Der AEDE-Datensatz (https://doi.org/10.1594/PANGAEA.972522) umfasst 72 deutschsprachige Expert:inneninterviews, die 2011 in Berlin durchgeführt wurden. Befragt wurden außenpolitische Expert:innen und exponierte Entscheidungsträger:innen aus der Exekutive, dem Bundestag, aus Think Tanks, Medien und der Wissenschaft. Inhaltlich befassen sich die Interviews insbesondere mit außenpolitischen Einstellungen im Kontext der Libyenkrise 2011. Aufgrund der hohen Sensibilität einzelner Interviews sind 22 Transkripte ausschließlich für die OnSite-Nutzung verfügbar. Der AEUS-Datensatz (https://doi.org/10.1594/PANGAEA.972523) besteht aus 37 englischsprachigen Expert:inneninterviews, die 2017 in Washington, D.C. geführt wurden.

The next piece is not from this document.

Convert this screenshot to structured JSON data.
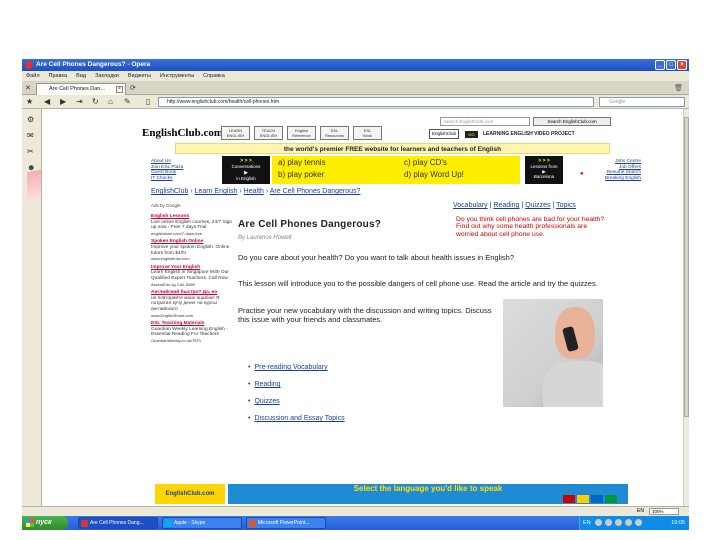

Untersucht werden die Reaktionen US-amerikanischer Eliten auf die Infragestellung zentraler Elemente der internationalen Ordnung nach dem Zweiten Weltkrieg zu Beginn der ersten Amtszeit von Präsident Donald Trump. Drei Interviews sind aus Sensibilitätsgründen nur für die OnSite-Nutzung zugänglich. Neben transatlantischen Beziehungen behandeln beide Datensätze auch Einstellungen zu militärischer Zurückhaltung, globalen politischen Trends, Bündnissolidarität, Multilateralismus, sowie die Rolle von Werten und Normen in außenpolitischen Entscheidungsprozessen.
Beide Datensätze werden durch umfangreiche Kontextmaterialien ergänzt, darunter auch der Interviewleitfaden und das Anonymisierungskonzept, sowie ein detaillierter Studienreport, der die Datenerhebung, -aufbereitung und -kuration rekonstruiert. Da sich die ursprünglichen, von Prof. Kurthen durchgeführten Auswertungen vor allem auf inhaltlich zusammenfassende Memos stützten, bieten diese Forschungsdaten ein umfangreiches Potenzial für Nachnutzungen mit transkriptfokussierten, kodierbasierten oder rekonstruktiven qualitativen Methoden, etwa der Grounded Theory oder der Dokumentarischen Methode.
Die Interviews stellen eine wertvolle Ressource für Forschung in den Bereichen Politikwissenschaft, Internationale Beziehungen, transatlantische Studien, Elitenforschung, politische Soziologie sowie zeitgeschichtliche Forschung dar. Über außenpolitische Positionen hinaus ermöglichen sie auch Einblicke in konkrete politische Praxis, insbesondere durch Interviews mit aktuellen und ehemaligen hochrangigen politischen Entscheidungsträger:innen. Insgesamt kann die empirische Datengrundlage von AEDEUS vielfältige neue Forschungsperspektiven eröffnen.